Introduction

The Oilseeds sector has been one of the most dynamic components of world agriculture in the past three decades growing at 4.1% per annum surpassing the growth of agriculture and live stock products. The performance of oilseeds on the domestic front during the last two decades has been commendable braving the vagaries of weather conditions, the global price aberrations and the ever increasing domestic demand. The compound growth rates of nine oilseeds during 2000-01 to 2010-11 vis-a-vis 1990-91 to 1999-2000 have provided a fillip for consolidation and revitalization of the Oilseed economy. However, the annual growth rates of area (2.44%), production (5.4%) and yield (2.96%) of Oilseed crops during 1999-2009 have declined as compared to that of 1986-98 (Area: 3.05%, Production: 6.36% and Yield: 3.73%).

During the last two decades, the domestic consumption of vegetable oils increased at CAGR of 4.3% and is expected to continue increasing with the growing population, changing demographic pattern and rising per capita consumption due to increased GDP growth. India is the typical price elastic market where lower prices encourage higher per capita consumption.

The per capita consumption of vegetable oils is rising continuously surpassing 14 kg / year during 2010-11. This is almost 40% more than the recommended fat intake by ICMR to meet the nutritional needs of India’s population.

Demand projections of vegetable oils in India by the terminal year of XII Plan (2017) have been made by different agencies / researchers in the recent past, which is likely to be atleast 16 kg / year per capita. For a projected population of 1276 million, the total vegetable oils needs, will be 204 lakh tonnes. In terms of Oilseeds, it is nearly equivalent to 680 lakh tonnes provided that the proportion of different oilseeds remains constant in the coming years. If one assumes atleast 20% of vegetable oils from crops other than annual oilseeds like rice bran, cotton seed, coconut, tree borne oilseeds, Oilpalm, etc then the country needs to produce about 544 lakh tonnes by the terminal year of XII plan to achieve near self-reliance in vegetable oils.

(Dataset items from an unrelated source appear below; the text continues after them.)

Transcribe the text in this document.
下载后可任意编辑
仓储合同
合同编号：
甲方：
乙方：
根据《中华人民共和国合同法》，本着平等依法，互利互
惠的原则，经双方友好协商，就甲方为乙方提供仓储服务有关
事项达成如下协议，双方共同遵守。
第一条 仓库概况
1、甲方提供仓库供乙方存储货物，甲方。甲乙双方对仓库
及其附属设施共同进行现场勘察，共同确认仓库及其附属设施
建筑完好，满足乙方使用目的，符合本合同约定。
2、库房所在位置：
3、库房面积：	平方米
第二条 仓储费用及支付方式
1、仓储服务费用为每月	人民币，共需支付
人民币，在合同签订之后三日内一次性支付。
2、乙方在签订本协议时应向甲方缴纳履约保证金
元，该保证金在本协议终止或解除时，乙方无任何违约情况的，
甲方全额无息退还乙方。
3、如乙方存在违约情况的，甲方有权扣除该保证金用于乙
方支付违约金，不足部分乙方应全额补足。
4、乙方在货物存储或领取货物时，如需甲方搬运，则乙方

Indian Vegetable oil economy is world’s fourth largest after USA, China and Brazil. Oilseed cultivation is undertaken across the country in about 260 lakh ha, mainly on marginal lands, dependent on monsoon rains (un-irrigated) and with low levels of input usage. The Oilseeds account for 13 % of the Gross cropped area, 3 % of the Gross National Product (GNP) and 10% value of all the agricultural commodities. Almost 72% of the total oilseeds area is confined to rainfed farming cultivated mostly by marginal and small farmers. Lack of appropriate technologies, cultivation under input-starved conditions, combating the biotic and abiotic stresses are some of the major causes for poor productivity of Oilseeds. The huge drain on the import bill coupled with the above factors led to establishment of Technology Mission on Oilseeds (TMO) in 1986 for enhancing the domestic production of edible Oils. Subsequently, pulses were brought under the ambit of Technology Mission in 1990. Oilpalm and Maize were also brought under the Technology Mission in 1992-93 and 1995-96 respectively. Consequent upon the setting up of Technology Mission on Oilseeds, a major breakthrough in increasing Oilseeds production was achieved through an integrated approach by introducing new crop production technologies, better supply of inputs and extension services support for marketing, post-harvest technologies and excellent coordination/cooperation between various concerned organizations/ departments and Ministries. As a result of concerted efforts by the TMOP, the production of Oilseeds increased from 108.3 lakh tonnes in 1985-86 to 324.79 lakh tonnes in 2010-11. This brought not only increase in area but also improvement in productivity from 570 kg/ha to 1193 kg/ha.

The country recorded the highest ever production of 324.79 lakh tonnes oilseeds during 2010-11 with record productivity level of 1193 kg/ha due to favourable weather conditions and support given by the Govt of India to the Oilseeds production/developmental programmes and policies. Despite impressive progress of vegetable oil sector in the last two decades, the import has been rising for last 7-8 years.

There are two major sources of Oilseeds i.e. Primary and Secondary. Primary sources are made combining the edible group [(Groundnut, Rapeseed (Toria, Mustard and Sarson), Soybean, Sunflower, Sesame, Safflower and Niger)] and non-edible group (Castor and Linseed). Similarly, secondary sources have been established combining edible group (Seasonal crops : Cottonneseed, Ricebran, Maize germ, Watermelon, Plantation crops : Coconut, Red-oilpalm, Tree borne oilseeds: Sal seed, Mahua, Mango-kernel, Cheura / Phulwara, Kokum, Dhupa, Simarouba) and non edible group (Seasonal crops : Mesta seed, Tobacco seed, Plantation crops : Rubber – seed, other Tree Borne Oilseeds: Neem, Karanj, Pilu or Khakan, Palash, Nahor, Undi, Pisa, Wild-apricot, Rattan-jyot, Maroti, Jojoba, etc).